Dry Pond was a mostly working-class, mostly white neighborhood in Wilmington, just south of the modern downtown. Once upon a time, according to local historian Henry Bacon McKoy, “Dry Ponder was a fighting word.” Hall’s Tropicana Restaurant, 421 Castle St., Wilmington [Map this], the descendant of the landmark Hall’s Drug Store, still recalls the days when the pharmacy was “the Capitol of Dry Pond.”
The neighborhood goes way back, although its boundaries seem to have shifted with time. In the 1860s, according to McKoy, Dry Pond was south of Ann Street and west of Third Street. Lewis Philip Hall, who grew up in the 1910s, defined “Dry Pond” as anywhere south of Castle.
Where was the original dry pond? Nobody seems to agree. McKoy said there were dried-up ponds at Sixth and Castle and at Second and Ann. Hall thought the dry pond was a big depression between Wooster and Dawson streets in the vicinity of Second Street, which was eventually filled in by construction of the Cape Fear Memorial Bridge. Several period clippings refer to “boiling springs” around the foot of Dawson Street. On Oct. 2, 1900, Dr. C.T. Harper, Wilmington’s superintendent of health, urged that the spring near Dawson and Second streets be declared unsanitary, noting that “sooner or later, there will be a source of danger” to the number of people who apparently were using it as a water supply.
Dry Ponders — at least boys growing up in Dry Pond — “were known to be rough and tough on any boy from the center of the city that trespassed on their territory,” according to Hall in his “Land of the Golden River.” (A similar rivalry seems to have existed between boys from Delgado and those from Winter Park.) McKoy referred to face-offs, in the 1800s, between Dry Ponders and “Gallows Hillers,” a reference to the reputed “Gallows Hill” that used to be on Market Street.
In 1902, James M. Hall resigned his position as staff pharmacist at James Walker Memorial Hospital and bought the former W.H. Green & Co. drug store, located in a wood frame building at the northeast corner of Fifth and Castle. (Hall would move the business across the street to a brick building at its present location.) Hall — who was briefly joined in the business by his brother Percy — worked hard to appeal to the neighborhood. In 1907, he advertised a special “Dry Pond Phosphate,” a fountain beverage that sold for a dime. (Most regular sodas went for between 5 and 7 cents.) In 1909, his ads touted the power of Hall’s Dry Pond Bug Exterminator.
Hall — who was almost always addressed as “Dr. Hall” — was well liked in the community, and served from 1930 to 1952 as a New Hanover County Commissioner. His son, J.M. “Mike” Hall Jr., who joined the family drug business after World War II service, was also a County Commissioner, from 1954 to 1974. After briefly closing, Hall’s Drugs reopened in 1982, primarily as a cafe.
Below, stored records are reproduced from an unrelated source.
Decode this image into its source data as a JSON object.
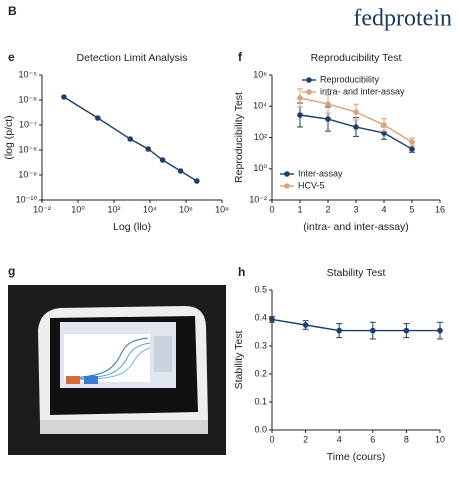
{
  "header": {
    "panel_label": "B",
    "brand": "fedprotein"
  },
  "photo": {
    "panel": "g"
  },
  "chart_data": [
    {
      "type": "line",
      "panel": "e",
      "title": "Detection Limit Analysis",
      "x_label": "Log (llo)",
      "y_label": "(log (p/ct)",
      "x": [
        -0.78,
        1.1,
        2.9,
        3.9,
        4.7,
        5.7,
        6.6
      ],
      "series": [
        {
          "color": "#1f3f66",
          "values": [
            -5.88,
            -6.72,
            -7.56,
            -7.96,
            -8.4,
            -8.84,
            -9.24
          ]
        }
      ],
      "xlim": [
        -2,
        8
      ],
      "ylim": [
        -10,
        -5
      ],
      "xticks": [
        {
          "value": -2,
          "label": "10⁻²"
        },
        {
          "value": 0,
          "label": "10⁰"
        },
        {
          "value": 2,
          "label": "10²"
        },
        {
          "value": 4,
          "label": "10⁴"
        },
        {
          "value": 6,
          "label": "10⁶"
        },
        {
          "value": 8,
          "label": "10⁸"
        }
      ],
      "yticks": [
        {
          "value": -5,
          "label": "10⁻⁵"
        },
        {
          "value": -6,
          "label": "10⁻⁶"
        },
        {
          "value": -7,
          "label": "10⁻⁷"
        },
        {
          "value": -8,
          "label": "10⁻⁸"
        },
        {
          "value": -9,
          "label": "10⁻⁹"
        },
        {
          "value": -10,
          "label": "10⁻¹⁰"
        }
      ]
    },
    {
      "type": "line",
      "panel": "f",
      "title": "Reproducibility Test",
      "x_label": "(intra- and inter-assay)",
      "y_label": "Reproducibility Test",
      "categories": [
        "0",
        "1",
        "2",
        "3",
        "4",
        "5",
        "16"
      ],
      "series": [
        {
          "name": "Reproducibility",
          "color": "#1f3f66",
          "values": [
            null,
            3.44,
            3.18,
            2.67,
            2.29,
            1.26,
            null
          ],
          "errors": [
            null,
            0.77,
            0.77,
            0.6,
            0.4,
            0.2,
            null
          ]
        },
        {
          "name": "intra- and inter-assay",
          "color": "#d9a47a",
          "values": [
            null,
            4.53,
            4.14,
            3.63,
            2.8,
            1.71,
            null
          ],
          "errors": [
            null,
            0.58,
            0.58,
            0.5,
            0.4,
            0.25,
            null
          ]
        }
      ],
      "legend2": [
        {
          "name": "Inter-assay",
          "color": "#1f3f66"
        },
        {
          "name": "HCV-5",
          "color": "#d9a47a"
        }
      ],
      "ylim": [
        -2,
        6
      ],
      "yticks": [
        {
          "value": 6,
          "label": "10⁶"
        },
        {
          "value": 4,
          "label": "10⁴"
        },
        {
          "value": 2,
          "label": "10²"
        },
        {
          "value": 0,
          "label": "10⁰"
        },
        {
          "value": -2,
          "label": "10⁻²"
        }
      ]
    },
    {
      "type": "line",
      "panel": "h",
      "title": "Stability Test",
      "x_label": "Time (cours)",
      "y_label": "Stability Test",
      "x": [
        0,
        2,
        4,
        6,
        8,
        10
      ],
      "series": [
        {
          "color": "#1f3f66",
          "values": [
            0.395,
            0.375,
            0.355,
            0.355,
            0.355,
            0.355
          ],
          "errors": [
            0.01,
            0.015,
            0.025,
            0.03,
            0.025,
            0.03
          ]
        }
      ],
      "xlim": [
        0,
        10
      ],
      "ylim": [
        0,
        0.5
      ],
      "xticks": [
        0,
        2,
        4,
        6,
        8,
        10
      ],
      "yticks": [
        0.5,
        0.4,
        0.3,
        0.2,
        0.1,
        {
          "value": 0,
          "label": "0.0"
        }
      ]
    }
  ]
}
For a number of years in the 1930s, the elder Hall presented a trophy to the winner of the annual Dry Pond vs. Brooklyn football game, which seems to have been held a week or two before Christmas. As the questioner noted, neighborhood baseball games — often taking on challengers from Delgado or elsewhere in the city — were a big deal as well.
Local tour guide and ranconteur Bob Jenkins and the late Dr. Robert M. Fales, both boasted of their backgrounds as former Dry Ponders.